You have a left hand threaded nut which should "tighten??" under load so doesn't need as much torque as a right hand threaded nut such as we used on the Garrett TV94 rotors which can undo under load, perhaps the 80Nm unit has a right hand thread .
Somewhere in one of my build threads I did a nut torque vs comp slippage test and found that I had nearly a 100% safety factor , your comp might need 300 HP to spin it , but at say 63024 rpm that 300 hp represents only 300 divided by 63024/5252, or 300 divided by 12 = 25 ft lbs being transmited by the turbine wheel/shaft.
Yeh , we need to heat our comp nuts to soften the loctite before undoing , the heat will help to slip off the comp wheel as well .
A tad more initial torque shouldn't be a problem , maybe an extra 15Nm at most .
Post by slittlewing on May 25, 2021 14:23:54 GMT -5
Thanks for the replies all! I will go for about 55Nm then, it does indeed have a left hand thread. Don’t want to over torque it and damage anything as they are expensive parts 😬
I have cleaned up the bearing housing and made longer oil grooves that just about span 2 holes on the journal bearings. A fiddly job, small ball ended burr on a dremel seemed to do it.
I also found the front journal bearing was pretty scored on the OD, same for the bore in the housing.
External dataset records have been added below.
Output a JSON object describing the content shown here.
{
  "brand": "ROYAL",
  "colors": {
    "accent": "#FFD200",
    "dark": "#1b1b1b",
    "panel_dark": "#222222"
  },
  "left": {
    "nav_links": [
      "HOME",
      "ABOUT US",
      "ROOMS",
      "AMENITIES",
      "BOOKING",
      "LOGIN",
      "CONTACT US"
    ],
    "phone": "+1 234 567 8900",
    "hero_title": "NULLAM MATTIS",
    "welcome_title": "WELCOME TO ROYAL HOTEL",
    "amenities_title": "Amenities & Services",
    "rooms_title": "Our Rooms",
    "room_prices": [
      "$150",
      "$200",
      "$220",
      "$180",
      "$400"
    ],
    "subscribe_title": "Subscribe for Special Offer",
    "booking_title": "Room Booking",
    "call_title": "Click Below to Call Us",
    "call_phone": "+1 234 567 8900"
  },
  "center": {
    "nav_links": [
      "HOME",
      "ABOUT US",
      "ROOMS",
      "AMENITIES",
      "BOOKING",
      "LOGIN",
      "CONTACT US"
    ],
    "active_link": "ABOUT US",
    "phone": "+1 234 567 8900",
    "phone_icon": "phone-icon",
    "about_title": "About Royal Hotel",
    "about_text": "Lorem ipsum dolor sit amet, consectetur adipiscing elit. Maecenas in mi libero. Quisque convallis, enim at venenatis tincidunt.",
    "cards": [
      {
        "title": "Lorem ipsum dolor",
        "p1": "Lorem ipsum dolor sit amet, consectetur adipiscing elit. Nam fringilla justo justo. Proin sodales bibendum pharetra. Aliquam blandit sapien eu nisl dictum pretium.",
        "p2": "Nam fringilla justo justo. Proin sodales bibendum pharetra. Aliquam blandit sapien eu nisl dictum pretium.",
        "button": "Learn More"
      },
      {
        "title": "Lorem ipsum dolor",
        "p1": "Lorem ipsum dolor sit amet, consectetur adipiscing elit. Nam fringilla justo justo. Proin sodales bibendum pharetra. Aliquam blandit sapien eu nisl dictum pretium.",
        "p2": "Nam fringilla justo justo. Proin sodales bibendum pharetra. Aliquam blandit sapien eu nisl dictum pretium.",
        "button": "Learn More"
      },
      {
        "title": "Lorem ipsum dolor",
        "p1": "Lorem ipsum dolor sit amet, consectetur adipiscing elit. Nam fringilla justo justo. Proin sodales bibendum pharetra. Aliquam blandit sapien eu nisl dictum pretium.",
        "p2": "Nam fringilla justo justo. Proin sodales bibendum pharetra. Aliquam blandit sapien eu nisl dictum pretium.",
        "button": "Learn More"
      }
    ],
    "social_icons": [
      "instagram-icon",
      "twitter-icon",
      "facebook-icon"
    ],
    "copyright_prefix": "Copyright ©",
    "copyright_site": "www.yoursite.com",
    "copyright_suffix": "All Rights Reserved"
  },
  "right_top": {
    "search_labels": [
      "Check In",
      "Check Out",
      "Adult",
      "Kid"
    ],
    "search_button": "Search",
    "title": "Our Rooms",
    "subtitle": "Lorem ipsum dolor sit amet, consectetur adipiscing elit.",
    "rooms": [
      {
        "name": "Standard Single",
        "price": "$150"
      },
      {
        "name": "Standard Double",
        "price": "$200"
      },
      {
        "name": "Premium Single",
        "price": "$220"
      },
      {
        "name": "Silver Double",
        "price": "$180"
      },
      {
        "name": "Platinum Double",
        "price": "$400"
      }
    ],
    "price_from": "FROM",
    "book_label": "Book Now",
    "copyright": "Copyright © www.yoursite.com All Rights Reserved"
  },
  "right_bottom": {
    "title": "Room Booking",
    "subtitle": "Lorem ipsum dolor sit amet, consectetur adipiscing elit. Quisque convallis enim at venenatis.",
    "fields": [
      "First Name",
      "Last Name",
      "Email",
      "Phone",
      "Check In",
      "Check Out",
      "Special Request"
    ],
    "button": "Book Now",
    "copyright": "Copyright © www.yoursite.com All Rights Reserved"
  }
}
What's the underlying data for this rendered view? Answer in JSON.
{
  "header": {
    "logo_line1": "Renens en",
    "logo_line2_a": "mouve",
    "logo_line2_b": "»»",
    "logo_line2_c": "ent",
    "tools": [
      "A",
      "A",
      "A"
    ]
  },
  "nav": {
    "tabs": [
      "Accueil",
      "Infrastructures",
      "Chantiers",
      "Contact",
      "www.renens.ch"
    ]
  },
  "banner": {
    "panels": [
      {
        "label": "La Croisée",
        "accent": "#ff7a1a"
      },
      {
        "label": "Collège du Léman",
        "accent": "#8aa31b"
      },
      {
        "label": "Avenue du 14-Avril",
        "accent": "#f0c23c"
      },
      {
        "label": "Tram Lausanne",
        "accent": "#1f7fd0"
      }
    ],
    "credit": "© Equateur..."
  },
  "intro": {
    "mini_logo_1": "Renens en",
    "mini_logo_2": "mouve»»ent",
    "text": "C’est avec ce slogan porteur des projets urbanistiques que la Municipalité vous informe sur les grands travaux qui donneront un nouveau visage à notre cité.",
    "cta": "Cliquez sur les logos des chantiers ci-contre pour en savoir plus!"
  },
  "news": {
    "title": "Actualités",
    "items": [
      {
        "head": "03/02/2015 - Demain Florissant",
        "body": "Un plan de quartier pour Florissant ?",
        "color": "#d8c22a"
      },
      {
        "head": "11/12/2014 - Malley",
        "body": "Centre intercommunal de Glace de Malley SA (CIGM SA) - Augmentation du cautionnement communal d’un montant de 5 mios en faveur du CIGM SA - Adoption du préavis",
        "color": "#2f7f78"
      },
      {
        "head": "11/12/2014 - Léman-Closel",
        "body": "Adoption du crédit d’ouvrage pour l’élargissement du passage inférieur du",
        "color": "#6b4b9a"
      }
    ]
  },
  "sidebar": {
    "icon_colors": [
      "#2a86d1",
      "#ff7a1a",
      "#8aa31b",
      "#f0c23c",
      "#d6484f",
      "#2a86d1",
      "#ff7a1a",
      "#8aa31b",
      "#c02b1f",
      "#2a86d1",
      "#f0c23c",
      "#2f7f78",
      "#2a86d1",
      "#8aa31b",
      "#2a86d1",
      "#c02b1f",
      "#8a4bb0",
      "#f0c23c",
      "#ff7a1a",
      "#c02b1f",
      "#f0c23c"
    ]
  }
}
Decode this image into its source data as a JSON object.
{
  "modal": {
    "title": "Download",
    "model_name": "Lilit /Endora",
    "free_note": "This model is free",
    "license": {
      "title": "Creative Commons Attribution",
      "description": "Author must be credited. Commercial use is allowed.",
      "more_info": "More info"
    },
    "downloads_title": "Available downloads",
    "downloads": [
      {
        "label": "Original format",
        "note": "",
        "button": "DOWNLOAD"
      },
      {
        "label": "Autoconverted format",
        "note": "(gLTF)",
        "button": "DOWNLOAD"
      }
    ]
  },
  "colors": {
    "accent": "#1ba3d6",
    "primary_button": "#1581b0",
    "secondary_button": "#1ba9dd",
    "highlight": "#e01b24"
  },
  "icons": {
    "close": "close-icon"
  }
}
I have lightly cleaned up the housing with 1000 and then 1500grit wet sandpaper to make it smooth again.
Rebuild kit now on order from abroad which will have fresh bearings, thrust washer, oil slinger etc.
In the meantime I am looking at modifying the comp back plate oil feed sealing arrangement.
does the comp plate oil seal not work... ? The bearing kit is easy to get in uk, you clocked the NGV up the wrong way,
As for starting the engine, dispite what you think of the method i explained, its the right way to do it. Doing it your way will let oil past the seals and into the can and burn, along wit any unburt fuel from failed starts if you dont have the drain pipe on As for the drain pipe, it should be on for the start.
You have never shared the picture of inside of the engine case
I would think the best thing to do, is put every thing back together the best you can, and in a configeration it last best worked in, remove changes you have made, prove all is good, and go from there
Post by slittlewing on May 26, 2021 17:02:08 GMT -5
The oil seal I will be changing is the main oil feed through the casing into the diffuser plate. At the moment, there is a 10x1 o-ring on a 9.86mm tube, sitting in a 12.2mm bore. That makes 0.35mm of air gap around the o-ring. You have used a shoulder on the tube and the external case compression fitting to push onto a backup ring and then squeeze down onto the o-ring to squash it and fill the gap. This is not a reliable method and has no way of controlling the amount of compression, which should be tiny at about 0.3mm. If I put the engine together and back in the frame and this doesn't seal under pressure, I will have to remove the engine and casing again to fish out the o-ring etc. Or if the casing expands under pressure, the squash will relieve itself leading to an oil leak at high boost.
Using a new feed tube with an accurate groove machined into it will control o-ring compression to a specific value (~25%) and axial location or movement wont matter - this is the normal way o-rings are used.
Since stripping the engine I can now see why you mention oil can leak into the casing without the engine running. Thats because on the oil drain tube, there is no seal to the diffuser housing and a 0.2mm gap. At the moment it relies on boost coming through this gap to prevent leakage which will also flow a load of air into the oil tank. I will fix this by using a piston type seal same as above, so the engine can be started with full oil pressure and no concerns.
Not much to see from engine case but heres a picture:
If you are making another engine I have another tip for you. The back of the shaft tunnel o-ring groove is broken through by a bolt thread:
If you use 6 bolts to hold the NGV instead of 5, you would have lots more space and even room for a bigger oil drain path.